Carmichael looked stumped. “Hell, Tobin, what?”
“God, man, how tall am I?”
“Oh, right. Your height.”
“Yes, my height. How tall am I?”
“Say, that’s right. You’re just a little ba... bugger. Five-four?”
“Five-five.”
“Five-five,” Carmichael repeated.
“So how tall is Dunphy?”
Carmichael shrugged. “How the hell would I know?”
“His driver’s license says he’s six-two.”
“So?”
“So how could somebody who’s five-five ‘deck’ somebody who’s six-two — unless he was standing on a chair, which the restaurant didn’t provide me last night, at least not to stand on so I could punch somebody’s lights out. You see, Carmichael?”

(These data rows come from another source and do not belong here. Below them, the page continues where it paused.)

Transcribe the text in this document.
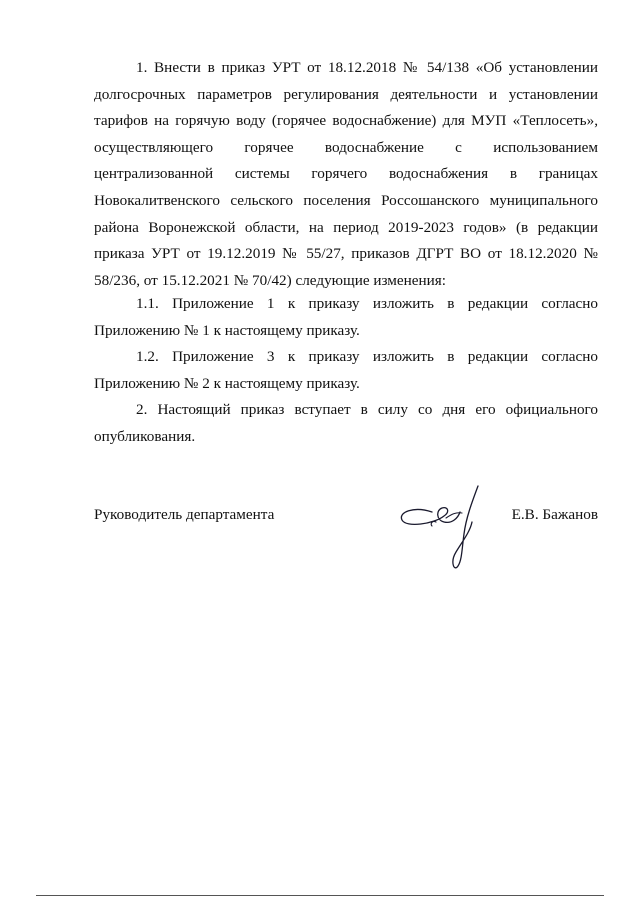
1. Внести в приказ УРТ от 18.12.2018 № 54/138 «Об установлении долгосрочных параметров регулирования деятельности и установлении тарифов на горячую воду (горячее водоснабжение) для МУП «Теплосеть», осуществляющего горячее водоснабжение с использованием централизованной системы горячего водоснабжения в границах Новокалитвенского сельского поселения Россошанского муниципального района Воронежской области, на период 2019-2023 годов» (в редакции приказа УРТ от 19.12.2019 № 55/27, приказов ДГРТ ВО от 18.12.2020 № 58/236, от 15.12.2021 № 70/42) следующие изменения:

1.1. Приложение 1 к приказу изложить в редакции согласно Приложению № 1 к настоящему приказу.

1.2. Приложение 3 к приказу изложить в редакции согласно Приложению № 2 к настоящему приказу.

2. Настоящий приказ вступает в силу со дня его официального опубликования.

Руководитель департамента	Е.В. Бажанов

“But you do admit you hit him?”
“As I already said, I do agree I hit him.”
“And you do agree that you two haven’t gotten along for quite a while.”
“I’ll let Dunphy speak to that.”
“And it’s also true that Dunphy is thinking of not signing on again when his contract runs out after tonight’s show, isn’t that right?”
“Gee, Carmichael, I don’t even need to respond. You seem to have all the answers.”
Carmichael said, “You two were roomies in college, weren’t you?”
“I believe those were his feet I always smelled, yes.”
“And you were the best man at his wedding, weren’t you?”
“Yes, and he was best man at three out of my four weddings, too. He would have been at my fourth but he came down with appendicitis, the lucky bastard.”
“He was lucky to have appendicitis?”
“I should have been so lucky,” Tobin said. “If I’d had some sort of affliction at the time, then I couldn’t have married my fourth: the woman who proved that Vassar girls are, in fact, descended from a strain of the hunter shark.”
“So maybe you’ll patch it up?”
Tobin leaned forward, eyes scanning the pinkish dying sky alight with scattered stars. A traffic chopper did figure eights or some goddamn thing above the silhouettes of office buildings.